Due to genetic differences, lifestyle habits and other factors, people vary in the amount of weight gain they can tolerate before becoming resistant to insulin and developing Type 2 diabetes. Once people pass a certain threshold in terms of high weight and low activity level, however, the pancreas just can’t produce enough insulin to keep the levels of blood sugar and blood fat (cholesterol) under normal control. NAFLD appears to develop when the liver, which normally helps to process and regulate the amount of sugar and fat in the blood, becomes overwhelmed, as well, and starts storing excess fat in its own liver cells.
If too much fat builds up, or if certain genetic conditions are present, the fatty liver tissue can become inflamed and the liver cells can be damaged or destroyed. About 25 to 40 percent of people with NAFLD progress to this more severe form of the disease, called nonalcoholic steatohepatitis, or NASH. (Steatohepatitis is steatosis, or fat buildup, combined with hepatitis, or inflammation.) If the damage continues, it can lead to cirrhosis – permanent scarring of the liver, which progressively destroys the liver’s ability to function.
How to take control and protect your health
Anyone who carries a lot of extra weight – especially the “central obesity” that collects around the belly – should be seeing a doctor regularly for advice about their weight and for an evaluation of all of their health risks – not just NAFLD. This should include treatment or monitoring for insulin resistance or Type 2 diabetes and high cholesterol. All of these conditions contribute not only to NAFLD and NASH, but also to a host of other serious ills.

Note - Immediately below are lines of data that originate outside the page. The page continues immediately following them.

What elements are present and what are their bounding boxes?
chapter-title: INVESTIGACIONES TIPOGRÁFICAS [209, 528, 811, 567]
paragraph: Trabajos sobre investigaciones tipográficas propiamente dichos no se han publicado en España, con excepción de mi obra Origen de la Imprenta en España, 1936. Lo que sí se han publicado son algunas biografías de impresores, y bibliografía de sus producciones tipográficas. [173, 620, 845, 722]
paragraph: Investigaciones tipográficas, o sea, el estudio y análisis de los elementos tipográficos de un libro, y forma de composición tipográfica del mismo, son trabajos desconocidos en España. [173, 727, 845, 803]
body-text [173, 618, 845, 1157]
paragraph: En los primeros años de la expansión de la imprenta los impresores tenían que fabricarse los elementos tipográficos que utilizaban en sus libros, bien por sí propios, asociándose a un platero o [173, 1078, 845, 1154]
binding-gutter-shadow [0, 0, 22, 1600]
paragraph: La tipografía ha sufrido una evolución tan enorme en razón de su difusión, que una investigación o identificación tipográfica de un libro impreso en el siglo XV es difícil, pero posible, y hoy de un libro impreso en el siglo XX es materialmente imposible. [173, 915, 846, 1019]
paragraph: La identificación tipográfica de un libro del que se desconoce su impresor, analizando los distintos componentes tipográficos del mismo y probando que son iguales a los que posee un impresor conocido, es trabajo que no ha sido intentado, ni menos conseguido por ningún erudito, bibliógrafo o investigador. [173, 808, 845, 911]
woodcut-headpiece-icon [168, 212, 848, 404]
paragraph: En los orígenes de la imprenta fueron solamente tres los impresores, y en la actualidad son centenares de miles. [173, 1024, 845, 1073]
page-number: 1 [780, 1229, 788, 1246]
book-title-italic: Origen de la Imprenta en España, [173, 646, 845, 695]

Your doctor has already told you that your liver may be at risk, so take heed: although there is no medical treatment for NAFLD or NASH, most people can stabilize or even reverse the liver disease process by losing weight and choosing lifestyle habits that support, rather than harm, the liver. Start by making these changes:
Focus most of your diet – about 40 to 50 percent – on vegetables (not counting root vegetables like beets, potatoes, yams, etc., which are high in carbohydrates).
Limit – but don’t eliminate – carbohydrates. Your brain requires carbs, but most Americans consume them in quantities that are far too great. Carbohydrates – including fruits, root vegetables and grains (preferably whole, but watch the sugar content), should make up about 25 percent of your diet, or no more than a quarter of your plate. Think of carbs as dessert: if you decide to have French fries or mashed potatoes at lunch or dinner, that’s your dessert – which means that you’ll have to forego the ice cream, cookies, chips, juice, pop or whatever other carb source you had hoped to enjoy to cap off your meal.
Fill in the rest of your diet – about 25 to 35 percent – with lean, high-protein foods such as low-fat dairy, lean meat, fish, eggs, nuts and legumes.
Get on a program of regular exercise (walk, swim, bicycle, dance, join a recreational sports team – whatever you enjoy), gradually working your way up to 30 to 60 minutes per session, three to seven days a week. Talk to your doctor first to make sure you get off to a safe start.
Limit or eliminate alcohol, which not only contributes to potential liver damage, but also is another source of empty carbohydrates.
No medication, surgery or doctor can do more to protect your liver’s health than you can do for yourself. Moving your body more and feeding it more wisely are the two most important health interventions that you – or anyone – can make. These changes will not only help you combat fatty liver disease, but could very well help you shed pounds, fend off diabetes and high cholesterol, and reduce your risk for heart disease, stroke and cancer, as well. I hope you’ll take them to heart – and to your liver.